Re: Bug reported regarding Unicode handling in email address

2021-06-12 Thread Ken Hornstein
>Last i looked they use a gigantic chunk of memory in mbstate_t or
>so (128 byte?).

128 bytes is considered 'gigantic'? :-)

While I am not a huge fan of the POSIX locale functions, thankfully we can
mostly get by without them.  Basically we use iconv() to convert from the
source character set to the native character set, and we have a small
amount of mbtowc() and wcwidth() to handle multibyte character sets and
figure out column width (and really, we only do UTF-8 well).

--Ken



Re: Bug reported regarding Unicode handling in email address

2021-06-12 Thread Ken Hornstein
>> What sorry excuse for an MUA are you using over there? :-)
>
>That would be exmh.

Hey, don't drag us fellow exmh users into YOUR mix-up! :-)

I'm puzzled as to the process you use to compose the reply.  Because
if it was being run through mhbuild, there is NO way it should have
ever encoded a '\' as =5C and missed encoding U+30C4.

The ツ in your reply shows up correctly here (because it's being
interpreted as UTF-8) but the leading and trailing macrons get the
"invalid character" glyph.

--Ken



Re: Bug reported regarding Unicode handling in email address

2021-06-12 Thread Valdis Klētnieks
On Sat, 12 Jun 2021 10:04:36 +0100, Ralph Corderoy said:

> What sorry excuse for an MUA are you using over there?  :-)

That would be exmh.

> And why doesn't it complain at you when it spots the attempt to send
> these transgressions onto the wire?

That's a very good question - I *thought* I fixed that, but obviously
there's still some unicode/utf-8 confusion.

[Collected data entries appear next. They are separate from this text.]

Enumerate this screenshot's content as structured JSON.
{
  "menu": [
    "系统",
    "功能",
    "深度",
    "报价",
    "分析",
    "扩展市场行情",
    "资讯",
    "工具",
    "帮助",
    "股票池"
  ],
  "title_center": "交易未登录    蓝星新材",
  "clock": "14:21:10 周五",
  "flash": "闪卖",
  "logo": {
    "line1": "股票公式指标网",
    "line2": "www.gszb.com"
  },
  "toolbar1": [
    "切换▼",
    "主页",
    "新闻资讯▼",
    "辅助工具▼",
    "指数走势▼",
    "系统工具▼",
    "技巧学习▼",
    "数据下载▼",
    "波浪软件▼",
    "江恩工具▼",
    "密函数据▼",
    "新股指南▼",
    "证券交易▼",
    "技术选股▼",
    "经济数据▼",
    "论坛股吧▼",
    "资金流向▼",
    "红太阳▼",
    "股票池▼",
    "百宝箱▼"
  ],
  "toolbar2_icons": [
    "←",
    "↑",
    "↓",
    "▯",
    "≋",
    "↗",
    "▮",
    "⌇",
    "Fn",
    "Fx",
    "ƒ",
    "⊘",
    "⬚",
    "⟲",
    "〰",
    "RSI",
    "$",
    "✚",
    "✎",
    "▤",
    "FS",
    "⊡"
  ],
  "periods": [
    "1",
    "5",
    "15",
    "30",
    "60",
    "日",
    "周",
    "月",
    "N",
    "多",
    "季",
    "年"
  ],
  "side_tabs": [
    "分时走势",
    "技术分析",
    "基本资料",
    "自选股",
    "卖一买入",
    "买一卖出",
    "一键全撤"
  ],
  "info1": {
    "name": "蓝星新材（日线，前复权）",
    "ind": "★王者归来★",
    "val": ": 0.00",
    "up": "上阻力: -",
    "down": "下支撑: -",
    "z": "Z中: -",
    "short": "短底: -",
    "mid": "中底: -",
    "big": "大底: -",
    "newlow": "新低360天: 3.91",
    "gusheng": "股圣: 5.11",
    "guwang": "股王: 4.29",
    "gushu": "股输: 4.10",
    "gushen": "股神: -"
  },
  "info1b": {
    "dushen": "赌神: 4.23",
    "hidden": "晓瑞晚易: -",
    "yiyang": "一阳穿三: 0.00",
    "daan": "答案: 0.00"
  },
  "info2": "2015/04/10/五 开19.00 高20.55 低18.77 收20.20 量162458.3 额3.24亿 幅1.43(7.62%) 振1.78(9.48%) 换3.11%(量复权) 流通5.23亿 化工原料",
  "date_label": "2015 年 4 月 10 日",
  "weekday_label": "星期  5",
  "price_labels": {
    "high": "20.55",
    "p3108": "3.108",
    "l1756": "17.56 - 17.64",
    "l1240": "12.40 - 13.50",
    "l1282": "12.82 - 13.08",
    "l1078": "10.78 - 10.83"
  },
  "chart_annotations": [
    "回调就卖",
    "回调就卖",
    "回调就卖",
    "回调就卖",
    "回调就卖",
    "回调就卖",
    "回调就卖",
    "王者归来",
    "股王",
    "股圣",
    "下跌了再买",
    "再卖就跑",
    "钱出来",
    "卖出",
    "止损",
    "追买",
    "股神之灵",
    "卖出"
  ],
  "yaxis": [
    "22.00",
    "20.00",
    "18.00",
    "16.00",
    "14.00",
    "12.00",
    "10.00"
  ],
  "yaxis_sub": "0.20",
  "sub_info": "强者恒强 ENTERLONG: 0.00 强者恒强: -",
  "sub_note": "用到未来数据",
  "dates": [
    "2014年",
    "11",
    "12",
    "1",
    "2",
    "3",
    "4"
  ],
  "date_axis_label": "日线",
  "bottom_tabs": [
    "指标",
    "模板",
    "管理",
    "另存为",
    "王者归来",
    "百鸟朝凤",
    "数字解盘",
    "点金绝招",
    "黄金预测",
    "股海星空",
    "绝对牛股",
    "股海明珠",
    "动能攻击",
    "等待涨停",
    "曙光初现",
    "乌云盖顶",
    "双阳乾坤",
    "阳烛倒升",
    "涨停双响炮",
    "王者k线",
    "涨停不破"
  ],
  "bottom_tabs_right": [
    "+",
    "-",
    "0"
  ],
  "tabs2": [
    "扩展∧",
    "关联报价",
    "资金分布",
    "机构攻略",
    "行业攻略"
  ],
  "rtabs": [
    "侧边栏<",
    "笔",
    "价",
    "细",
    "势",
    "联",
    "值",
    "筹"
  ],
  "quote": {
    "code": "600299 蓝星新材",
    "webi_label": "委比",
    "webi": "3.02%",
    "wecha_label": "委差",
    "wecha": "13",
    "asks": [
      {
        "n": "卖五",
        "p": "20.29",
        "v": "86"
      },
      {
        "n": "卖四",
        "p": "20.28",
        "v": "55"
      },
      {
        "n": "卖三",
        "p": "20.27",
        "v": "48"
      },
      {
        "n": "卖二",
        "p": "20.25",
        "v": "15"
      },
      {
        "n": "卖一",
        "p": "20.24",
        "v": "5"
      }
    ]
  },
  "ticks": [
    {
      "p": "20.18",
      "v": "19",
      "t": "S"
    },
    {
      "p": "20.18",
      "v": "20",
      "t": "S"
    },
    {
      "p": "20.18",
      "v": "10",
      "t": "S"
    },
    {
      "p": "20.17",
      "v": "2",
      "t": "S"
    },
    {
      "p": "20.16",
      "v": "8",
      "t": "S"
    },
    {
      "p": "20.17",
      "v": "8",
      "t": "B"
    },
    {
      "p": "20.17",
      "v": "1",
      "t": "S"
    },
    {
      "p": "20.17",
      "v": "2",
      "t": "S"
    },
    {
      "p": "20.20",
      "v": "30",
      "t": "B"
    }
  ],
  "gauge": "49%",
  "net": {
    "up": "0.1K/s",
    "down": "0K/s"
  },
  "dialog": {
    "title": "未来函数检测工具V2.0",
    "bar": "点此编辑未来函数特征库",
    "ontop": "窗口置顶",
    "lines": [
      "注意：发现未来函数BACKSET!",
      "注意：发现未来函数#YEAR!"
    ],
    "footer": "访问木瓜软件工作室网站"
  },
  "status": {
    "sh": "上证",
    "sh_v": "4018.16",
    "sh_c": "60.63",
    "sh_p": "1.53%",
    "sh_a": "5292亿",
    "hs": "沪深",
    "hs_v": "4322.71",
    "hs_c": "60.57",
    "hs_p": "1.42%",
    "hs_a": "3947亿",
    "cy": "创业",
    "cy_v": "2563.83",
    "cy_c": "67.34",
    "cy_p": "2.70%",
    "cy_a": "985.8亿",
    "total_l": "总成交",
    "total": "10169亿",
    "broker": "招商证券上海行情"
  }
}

It displayed correctly in Ken's
mail, while composing the reply, and in your mail, which is why I didn't
notice it was still broken.

But wait.. there's more..  The =AF=5C screw-up is in the outbound file.

17:38:01 0 [~] grep "can only say" Mail/outbox/41541 | hx
 3E206361 6E206F6E 6C792073 6179203D  41463D35 435F28E3 8384295F 
2F3D4146  *> can only say =AF=5C_(...)_/=AF*
0020 2E0A

But linemode 'show' displays it correctly as well. Why did *that* work here
but you report 

> it doesn't display correctly here when decoded, e.g. the un-QP'd =AF
> isn't valid UTF=8.


Re: Bug reported regarding Unicode handling in email address

2021-06-12 Thread Steffen Nurpmeso
Ralph Corderoy wrote in
 <20210612103715.a572c21...@orac.inputplus.co.uk>:
 |>> I am aware that some people, for reasons I cannot comprehend, want
 |>> to run in the "C" locale
 |>
 |> I do that, not so much because I want to, but because that's what
 |> happens when no LC_* env variables (nor LANG) exist at all.   That's
 |> me.   I believe you understand that locales aren't exactly first class
 |> objects in NetBSD...  (Or not yet anyway).
 |
 |https://wiki.netbsd.org/tutorials/unicode/ suggests Unicode through
 |UTF-8 is well supported as long as the user sets the appropriate
 |environment variables.  Isn't just that you choose not to set them?

Last i looked they use a gigantic chunk of memory in mbstate_t or
so (128 byte?).  Other than that the Citrus project was ..the
first to support locales in (free) Unix?  I think so.  What was
totally missing was support for collation.  Understandable here
especially strxfrm(3) which uses a terrible algorithm that drives
me up the wall in order to turn some A in a B that can be matched
via strcmp(3).  /ME shivers.  Other than that the w*() interface
is a terrible mess, it does not know about graphemes,
normalization, de-/composing, etc.  Just my one cent.

--steffen
|
|Der Kragenbaer,The moon bear,
|der holt sich munter   he cheerfully and one by one
|einen nach dem anderen runter  wa.ks himself off
|(By Robert Gernhardt)



Re: Bug reported regarding Unicode handling in email address

2021-06-12 Thread Ralph Corderoy
Hi kre,

> If the draft contained Content-Type, right from the beginning (either
> auto set as part of repl or comp processing, or manually inserted),
> then we wouldn't need to be guessing what charset it was using, would
> we?

Yes, we would need to guess because the Content-Type only describes the
content part following the fields but we need to know the encoding to
read the fields themselves, e.g. non-ASCII runes in email addresses.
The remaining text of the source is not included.